The Shin Bet head was reportedly planning to remain in his post until all the hostages were returned from Gaza and a state commission of inquiry was established to probe the failures surrounding October 7.

In a lengthy statement following Netanyahu’s announcement on Sunday night, Bar charged that the decision to fire him was unrelated to the agency’s failures surrounding the October 7 attack, but rather due to a personal issue.

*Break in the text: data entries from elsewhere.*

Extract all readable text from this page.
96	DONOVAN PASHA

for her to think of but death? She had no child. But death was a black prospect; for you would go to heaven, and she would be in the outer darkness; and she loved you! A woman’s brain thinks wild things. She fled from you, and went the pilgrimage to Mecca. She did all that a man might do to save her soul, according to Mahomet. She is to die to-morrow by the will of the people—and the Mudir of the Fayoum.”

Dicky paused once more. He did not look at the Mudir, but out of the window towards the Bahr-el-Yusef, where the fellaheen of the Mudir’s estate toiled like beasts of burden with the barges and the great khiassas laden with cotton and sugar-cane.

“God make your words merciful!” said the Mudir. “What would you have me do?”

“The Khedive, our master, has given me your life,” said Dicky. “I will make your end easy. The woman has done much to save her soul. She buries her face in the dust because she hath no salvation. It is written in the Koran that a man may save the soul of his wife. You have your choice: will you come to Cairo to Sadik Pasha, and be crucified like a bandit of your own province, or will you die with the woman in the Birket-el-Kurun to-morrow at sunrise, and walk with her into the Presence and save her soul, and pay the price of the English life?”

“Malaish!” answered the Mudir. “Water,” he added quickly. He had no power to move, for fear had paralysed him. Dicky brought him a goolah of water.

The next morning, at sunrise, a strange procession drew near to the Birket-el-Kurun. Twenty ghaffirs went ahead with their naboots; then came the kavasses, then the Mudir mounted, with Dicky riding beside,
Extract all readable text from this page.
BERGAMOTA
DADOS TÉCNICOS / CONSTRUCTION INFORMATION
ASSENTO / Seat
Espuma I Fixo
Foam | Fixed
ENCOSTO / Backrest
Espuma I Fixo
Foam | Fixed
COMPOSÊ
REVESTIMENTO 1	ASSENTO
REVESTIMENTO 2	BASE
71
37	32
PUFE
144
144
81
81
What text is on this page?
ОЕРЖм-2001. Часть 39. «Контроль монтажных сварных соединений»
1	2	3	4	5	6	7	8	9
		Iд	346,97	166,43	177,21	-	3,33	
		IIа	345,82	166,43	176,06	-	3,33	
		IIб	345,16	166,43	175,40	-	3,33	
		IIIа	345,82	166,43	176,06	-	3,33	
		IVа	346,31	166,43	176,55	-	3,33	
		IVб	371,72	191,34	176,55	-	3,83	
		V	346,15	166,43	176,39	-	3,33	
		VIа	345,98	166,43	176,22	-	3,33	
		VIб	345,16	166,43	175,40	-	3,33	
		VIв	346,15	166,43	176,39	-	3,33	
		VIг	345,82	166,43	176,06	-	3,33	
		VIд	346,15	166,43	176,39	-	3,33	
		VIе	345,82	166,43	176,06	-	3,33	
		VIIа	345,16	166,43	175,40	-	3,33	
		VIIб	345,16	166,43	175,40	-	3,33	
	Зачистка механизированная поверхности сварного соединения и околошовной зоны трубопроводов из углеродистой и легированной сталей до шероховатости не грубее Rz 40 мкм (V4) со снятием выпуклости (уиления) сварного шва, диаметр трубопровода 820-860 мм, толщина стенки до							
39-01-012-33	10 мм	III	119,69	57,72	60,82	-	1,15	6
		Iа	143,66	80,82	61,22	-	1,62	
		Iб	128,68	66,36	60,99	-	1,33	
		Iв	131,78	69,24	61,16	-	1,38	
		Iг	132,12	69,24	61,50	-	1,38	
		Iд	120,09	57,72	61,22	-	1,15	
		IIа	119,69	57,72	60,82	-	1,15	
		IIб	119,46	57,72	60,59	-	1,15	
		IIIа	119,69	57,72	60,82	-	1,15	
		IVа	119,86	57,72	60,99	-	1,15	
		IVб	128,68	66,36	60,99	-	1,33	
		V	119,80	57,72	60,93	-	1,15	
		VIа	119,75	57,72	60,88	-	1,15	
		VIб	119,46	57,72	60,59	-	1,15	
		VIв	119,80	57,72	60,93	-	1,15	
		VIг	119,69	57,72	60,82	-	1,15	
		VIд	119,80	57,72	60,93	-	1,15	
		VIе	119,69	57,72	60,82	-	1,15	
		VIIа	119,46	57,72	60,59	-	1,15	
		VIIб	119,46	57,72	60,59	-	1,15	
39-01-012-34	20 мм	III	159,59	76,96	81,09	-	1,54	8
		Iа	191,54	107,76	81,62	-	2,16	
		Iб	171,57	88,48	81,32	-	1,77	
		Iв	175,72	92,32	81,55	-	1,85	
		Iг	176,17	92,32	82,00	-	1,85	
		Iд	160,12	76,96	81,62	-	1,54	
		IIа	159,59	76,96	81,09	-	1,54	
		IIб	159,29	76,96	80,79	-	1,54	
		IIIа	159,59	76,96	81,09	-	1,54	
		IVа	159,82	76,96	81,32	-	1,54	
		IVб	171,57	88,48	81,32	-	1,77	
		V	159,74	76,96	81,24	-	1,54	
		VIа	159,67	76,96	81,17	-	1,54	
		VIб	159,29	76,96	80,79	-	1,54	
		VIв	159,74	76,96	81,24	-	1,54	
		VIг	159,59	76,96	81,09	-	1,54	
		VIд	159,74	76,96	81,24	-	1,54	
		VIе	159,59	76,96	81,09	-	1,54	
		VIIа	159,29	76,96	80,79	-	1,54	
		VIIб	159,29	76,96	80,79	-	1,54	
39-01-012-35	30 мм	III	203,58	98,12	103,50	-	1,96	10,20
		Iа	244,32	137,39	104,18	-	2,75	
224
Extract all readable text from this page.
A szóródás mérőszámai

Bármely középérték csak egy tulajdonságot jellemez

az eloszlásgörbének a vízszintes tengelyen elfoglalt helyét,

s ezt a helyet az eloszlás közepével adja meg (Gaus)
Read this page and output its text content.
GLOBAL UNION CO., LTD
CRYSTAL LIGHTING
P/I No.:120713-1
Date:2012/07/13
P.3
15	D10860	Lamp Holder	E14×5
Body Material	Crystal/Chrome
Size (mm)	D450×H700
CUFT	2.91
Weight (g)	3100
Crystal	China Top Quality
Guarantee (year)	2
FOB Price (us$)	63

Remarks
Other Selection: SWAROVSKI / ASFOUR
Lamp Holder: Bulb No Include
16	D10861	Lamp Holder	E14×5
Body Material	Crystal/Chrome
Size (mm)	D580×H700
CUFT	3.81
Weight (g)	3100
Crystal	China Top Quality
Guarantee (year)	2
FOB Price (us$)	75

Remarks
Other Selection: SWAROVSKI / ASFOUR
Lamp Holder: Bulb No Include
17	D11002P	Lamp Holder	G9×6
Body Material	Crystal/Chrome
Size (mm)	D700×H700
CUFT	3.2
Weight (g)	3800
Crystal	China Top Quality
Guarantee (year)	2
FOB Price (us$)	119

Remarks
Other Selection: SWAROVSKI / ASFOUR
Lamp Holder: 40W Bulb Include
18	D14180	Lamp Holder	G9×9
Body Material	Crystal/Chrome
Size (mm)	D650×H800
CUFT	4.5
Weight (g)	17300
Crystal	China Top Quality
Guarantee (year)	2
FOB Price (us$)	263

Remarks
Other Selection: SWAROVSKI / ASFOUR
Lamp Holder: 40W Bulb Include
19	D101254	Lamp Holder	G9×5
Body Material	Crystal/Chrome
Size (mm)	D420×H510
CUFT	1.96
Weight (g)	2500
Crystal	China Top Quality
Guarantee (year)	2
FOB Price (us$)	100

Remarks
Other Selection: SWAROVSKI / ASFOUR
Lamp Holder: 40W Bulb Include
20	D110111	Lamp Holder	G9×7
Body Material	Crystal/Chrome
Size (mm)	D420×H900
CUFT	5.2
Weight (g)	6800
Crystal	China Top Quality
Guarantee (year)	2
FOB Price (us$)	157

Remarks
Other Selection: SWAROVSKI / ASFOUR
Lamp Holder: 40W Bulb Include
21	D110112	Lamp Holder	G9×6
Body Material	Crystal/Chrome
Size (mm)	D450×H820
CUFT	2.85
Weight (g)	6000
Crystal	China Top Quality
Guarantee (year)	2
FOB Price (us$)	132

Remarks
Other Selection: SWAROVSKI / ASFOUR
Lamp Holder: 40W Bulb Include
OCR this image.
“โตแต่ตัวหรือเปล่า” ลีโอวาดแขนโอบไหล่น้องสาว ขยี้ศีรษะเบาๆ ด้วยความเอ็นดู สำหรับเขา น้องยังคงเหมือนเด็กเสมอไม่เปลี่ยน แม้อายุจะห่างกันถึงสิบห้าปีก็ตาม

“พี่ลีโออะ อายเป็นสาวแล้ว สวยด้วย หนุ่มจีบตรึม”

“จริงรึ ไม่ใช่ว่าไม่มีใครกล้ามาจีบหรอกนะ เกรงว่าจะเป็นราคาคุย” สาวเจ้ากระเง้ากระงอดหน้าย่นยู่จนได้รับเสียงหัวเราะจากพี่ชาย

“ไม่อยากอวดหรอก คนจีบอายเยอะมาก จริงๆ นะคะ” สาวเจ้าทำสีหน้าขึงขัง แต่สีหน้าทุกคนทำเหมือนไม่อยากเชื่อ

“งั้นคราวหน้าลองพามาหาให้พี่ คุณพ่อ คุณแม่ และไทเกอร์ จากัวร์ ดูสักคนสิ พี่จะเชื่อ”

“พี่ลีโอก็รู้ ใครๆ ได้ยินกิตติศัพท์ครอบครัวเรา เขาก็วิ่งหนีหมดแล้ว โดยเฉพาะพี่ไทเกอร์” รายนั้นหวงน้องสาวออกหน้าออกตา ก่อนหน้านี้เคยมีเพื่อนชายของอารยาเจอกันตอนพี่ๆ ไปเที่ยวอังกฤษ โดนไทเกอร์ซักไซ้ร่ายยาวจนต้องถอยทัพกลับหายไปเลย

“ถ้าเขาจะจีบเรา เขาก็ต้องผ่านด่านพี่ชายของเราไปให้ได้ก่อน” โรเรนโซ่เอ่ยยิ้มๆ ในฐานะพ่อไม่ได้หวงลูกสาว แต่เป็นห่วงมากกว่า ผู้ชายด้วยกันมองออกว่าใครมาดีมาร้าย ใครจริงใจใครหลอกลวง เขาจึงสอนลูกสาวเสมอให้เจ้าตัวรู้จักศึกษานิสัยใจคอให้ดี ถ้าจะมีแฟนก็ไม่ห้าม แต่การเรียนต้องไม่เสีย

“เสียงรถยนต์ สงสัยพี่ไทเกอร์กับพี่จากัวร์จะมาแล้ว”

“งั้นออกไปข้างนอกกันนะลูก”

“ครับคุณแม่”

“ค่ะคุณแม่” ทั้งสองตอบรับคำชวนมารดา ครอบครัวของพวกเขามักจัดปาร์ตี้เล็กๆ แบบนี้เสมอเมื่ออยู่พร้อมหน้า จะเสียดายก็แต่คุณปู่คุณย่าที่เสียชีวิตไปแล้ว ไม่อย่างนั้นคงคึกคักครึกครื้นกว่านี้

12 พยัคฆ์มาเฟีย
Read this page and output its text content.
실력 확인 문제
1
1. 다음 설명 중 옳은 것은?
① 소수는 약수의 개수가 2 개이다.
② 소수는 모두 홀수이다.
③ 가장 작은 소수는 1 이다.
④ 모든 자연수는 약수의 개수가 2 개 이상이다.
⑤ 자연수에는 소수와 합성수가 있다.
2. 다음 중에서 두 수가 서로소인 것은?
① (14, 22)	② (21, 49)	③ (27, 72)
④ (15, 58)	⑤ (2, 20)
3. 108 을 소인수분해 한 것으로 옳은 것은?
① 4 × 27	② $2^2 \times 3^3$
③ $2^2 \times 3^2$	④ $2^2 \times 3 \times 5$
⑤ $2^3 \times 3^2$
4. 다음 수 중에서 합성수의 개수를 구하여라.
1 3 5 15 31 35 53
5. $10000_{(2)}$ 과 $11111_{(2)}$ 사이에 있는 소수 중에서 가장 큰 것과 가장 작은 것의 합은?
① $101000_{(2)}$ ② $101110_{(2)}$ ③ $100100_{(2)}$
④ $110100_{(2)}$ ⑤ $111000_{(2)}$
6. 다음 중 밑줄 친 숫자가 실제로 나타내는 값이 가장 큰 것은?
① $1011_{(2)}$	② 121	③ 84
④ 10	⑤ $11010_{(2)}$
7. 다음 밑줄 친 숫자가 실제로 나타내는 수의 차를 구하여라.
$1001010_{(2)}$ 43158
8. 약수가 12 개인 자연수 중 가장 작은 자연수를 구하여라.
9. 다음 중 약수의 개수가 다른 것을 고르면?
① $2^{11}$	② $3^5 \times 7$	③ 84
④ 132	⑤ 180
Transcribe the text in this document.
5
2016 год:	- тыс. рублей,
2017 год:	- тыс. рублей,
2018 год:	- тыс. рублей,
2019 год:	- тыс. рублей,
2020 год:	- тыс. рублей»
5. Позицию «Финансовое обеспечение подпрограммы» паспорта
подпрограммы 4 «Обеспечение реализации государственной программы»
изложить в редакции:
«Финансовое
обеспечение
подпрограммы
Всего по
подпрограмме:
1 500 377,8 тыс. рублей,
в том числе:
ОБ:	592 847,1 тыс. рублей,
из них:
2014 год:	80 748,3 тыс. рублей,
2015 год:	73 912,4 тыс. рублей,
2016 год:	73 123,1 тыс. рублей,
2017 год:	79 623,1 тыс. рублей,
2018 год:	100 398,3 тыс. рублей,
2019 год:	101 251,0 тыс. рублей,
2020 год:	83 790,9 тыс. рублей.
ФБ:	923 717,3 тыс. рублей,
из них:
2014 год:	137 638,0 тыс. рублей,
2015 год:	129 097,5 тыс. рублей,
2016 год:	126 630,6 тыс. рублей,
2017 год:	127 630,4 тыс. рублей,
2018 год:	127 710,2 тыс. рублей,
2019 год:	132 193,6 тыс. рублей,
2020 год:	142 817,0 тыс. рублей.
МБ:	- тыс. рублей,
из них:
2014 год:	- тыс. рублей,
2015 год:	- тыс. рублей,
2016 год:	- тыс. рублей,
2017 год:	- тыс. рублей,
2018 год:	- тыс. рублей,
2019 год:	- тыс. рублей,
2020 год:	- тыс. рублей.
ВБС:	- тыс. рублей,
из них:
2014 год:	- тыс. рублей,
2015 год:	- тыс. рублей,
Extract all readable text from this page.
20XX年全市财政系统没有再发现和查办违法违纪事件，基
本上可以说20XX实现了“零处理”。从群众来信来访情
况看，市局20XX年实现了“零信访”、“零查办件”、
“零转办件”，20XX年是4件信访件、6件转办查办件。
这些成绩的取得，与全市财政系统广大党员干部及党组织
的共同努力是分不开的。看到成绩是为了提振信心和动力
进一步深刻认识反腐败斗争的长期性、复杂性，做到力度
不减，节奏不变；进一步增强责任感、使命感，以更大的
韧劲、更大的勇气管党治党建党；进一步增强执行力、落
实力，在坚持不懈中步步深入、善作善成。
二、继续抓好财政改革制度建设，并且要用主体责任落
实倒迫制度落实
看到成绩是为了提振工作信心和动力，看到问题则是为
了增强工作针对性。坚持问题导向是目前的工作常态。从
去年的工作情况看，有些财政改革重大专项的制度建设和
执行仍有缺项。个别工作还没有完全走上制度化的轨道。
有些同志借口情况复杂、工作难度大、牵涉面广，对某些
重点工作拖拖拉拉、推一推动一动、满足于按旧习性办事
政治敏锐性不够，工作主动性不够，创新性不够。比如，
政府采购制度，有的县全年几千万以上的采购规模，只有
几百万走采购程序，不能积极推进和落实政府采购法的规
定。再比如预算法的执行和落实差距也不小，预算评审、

“The duty of loyalty placed on the Shin Bet is first and foremost to Israeli citizens. This underlies all my actions and decisions,” Bar said. “The prime minister’s expectation of a duty of personal loyalty, the purpose of which contradicts the public interest, is a fundamentally illegitimate expectation. It is contrary to the Shin Bet law and contrary to the patriotic values that guide the Shin Bet and its members.”

Bar noted that the Shin Bet’s internal review of the failures that led to October 7 “pointed to a policy led by the government, and the person who has headed it, for years, with emphasis on the year preceding the massacre. The investigation showed a longstanding and deliberate disregard by the political echelon for the agency’s warnings.”

He said he intended to continue in his role until the hostages are returned, until he completes several “sensitive” investigations — likely those related to the Prime Minister’s Office — and until his potential successors are ready.

According to a Channel 12 news report Wednesday, the leading candidates to replace Bar are the Shin Bet’s recently departed deputy chief, known only by his first initial “Mem,” and “Resh,” who was previously considered for the post. The network reported that former senior Shin Bet official Shalom Ben Hanan is also under consideration.